Thanks all - I"m just about to order one of these from TGM for my 40l nano qube.... good to know it works well

tx

m


----------



## Tolak (27 Jun 2010)

For a smaller tank that isn't stocked very heavily it does OK.  This is an entry level Eheim filter, and in no way compares to the Classic or Pro lines.  I've got a wide range of Eheim filters running on a variety of tanks, picked up an ECCO years back just to see how they compare to the others.  As with most anything you get what you pay for, don't expect the length of time between maintenance or the the efficiency of filtration of the more pricy models and you won't be dissapointed.  

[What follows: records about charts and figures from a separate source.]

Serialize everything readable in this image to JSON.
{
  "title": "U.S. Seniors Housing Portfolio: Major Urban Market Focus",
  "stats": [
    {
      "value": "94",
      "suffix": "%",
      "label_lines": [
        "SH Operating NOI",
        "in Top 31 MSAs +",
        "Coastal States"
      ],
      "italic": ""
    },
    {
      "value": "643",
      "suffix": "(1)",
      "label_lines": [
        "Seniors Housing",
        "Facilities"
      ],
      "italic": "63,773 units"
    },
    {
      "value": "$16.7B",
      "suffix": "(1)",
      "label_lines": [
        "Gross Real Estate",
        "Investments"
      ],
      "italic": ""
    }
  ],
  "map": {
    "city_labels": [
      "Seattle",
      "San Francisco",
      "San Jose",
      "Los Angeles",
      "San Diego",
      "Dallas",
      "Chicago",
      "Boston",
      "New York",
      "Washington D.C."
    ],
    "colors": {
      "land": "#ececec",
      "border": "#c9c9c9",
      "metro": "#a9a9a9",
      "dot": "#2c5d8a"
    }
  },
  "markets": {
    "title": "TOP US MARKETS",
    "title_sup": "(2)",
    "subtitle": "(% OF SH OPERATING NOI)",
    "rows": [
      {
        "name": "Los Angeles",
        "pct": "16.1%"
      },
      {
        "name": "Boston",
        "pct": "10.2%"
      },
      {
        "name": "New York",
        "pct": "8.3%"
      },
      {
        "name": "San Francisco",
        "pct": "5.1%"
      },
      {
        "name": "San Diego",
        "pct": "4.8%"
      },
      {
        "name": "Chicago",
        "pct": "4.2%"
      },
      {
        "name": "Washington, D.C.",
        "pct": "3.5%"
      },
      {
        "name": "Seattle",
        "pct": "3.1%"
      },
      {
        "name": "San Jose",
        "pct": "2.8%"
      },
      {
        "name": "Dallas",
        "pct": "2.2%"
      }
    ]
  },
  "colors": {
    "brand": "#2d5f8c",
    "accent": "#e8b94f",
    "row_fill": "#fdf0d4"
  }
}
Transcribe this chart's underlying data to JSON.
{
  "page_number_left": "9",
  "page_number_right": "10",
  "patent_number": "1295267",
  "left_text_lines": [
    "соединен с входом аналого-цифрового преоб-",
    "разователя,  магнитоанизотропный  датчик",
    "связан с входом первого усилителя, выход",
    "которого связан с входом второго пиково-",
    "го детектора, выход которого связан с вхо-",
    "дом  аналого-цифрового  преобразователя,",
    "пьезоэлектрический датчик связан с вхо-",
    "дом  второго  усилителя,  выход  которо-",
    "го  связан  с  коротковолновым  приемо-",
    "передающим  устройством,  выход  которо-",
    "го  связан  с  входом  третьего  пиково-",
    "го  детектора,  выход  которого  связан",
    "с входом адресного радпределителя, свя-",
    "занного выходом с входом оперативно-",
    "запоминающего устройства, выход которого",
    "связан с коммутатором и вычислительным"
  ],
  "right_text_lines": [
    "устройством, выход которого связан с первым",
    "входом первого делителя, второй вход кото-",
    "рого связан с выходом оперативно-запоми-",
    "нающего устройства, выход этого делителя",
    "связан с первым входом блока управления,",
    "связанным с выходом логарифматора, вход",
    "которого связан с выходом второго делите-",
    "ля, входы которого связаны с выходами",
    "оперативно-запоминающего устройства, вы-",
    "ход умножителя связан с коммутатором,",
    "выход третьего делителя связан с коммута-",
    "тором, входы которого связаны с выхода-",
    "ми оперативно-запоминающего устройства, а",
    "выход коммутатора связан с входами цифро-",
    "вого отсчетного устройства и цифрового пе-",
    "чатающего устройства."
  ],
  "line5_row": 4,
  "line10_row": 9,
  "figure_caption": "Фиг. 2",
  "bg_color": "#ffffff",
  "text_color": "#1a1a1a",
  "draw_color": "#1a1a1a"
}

If you make sure to remove the impeller & clean the channels & recesses in the head when you maintain it you will continue to have better flow, I've found that this area on these models for some reason get a buildup that chokes off the flow.


----------



## chrisfraser05 (29 Jun 2010)

Can say so far so good.

The build quality seems second to none and it was really easy to set up and use.

The flow is supposed to be the same as my previous internal filter but seems much higher.

There is loads of space for bio material and the surface area of the coarse sponge is massive considdering the capacity of the filter.

I would defo recommend this filter to anyone with a tank up to 100lt


----------



## chrisfraser05 (23 Sep 2020)

ha ha ha

Just found this thread again.

Just to report, the filter hasn't missed a beat in over 10 years and hasn't needed any parts. 

Still silent and plenty flow!


----------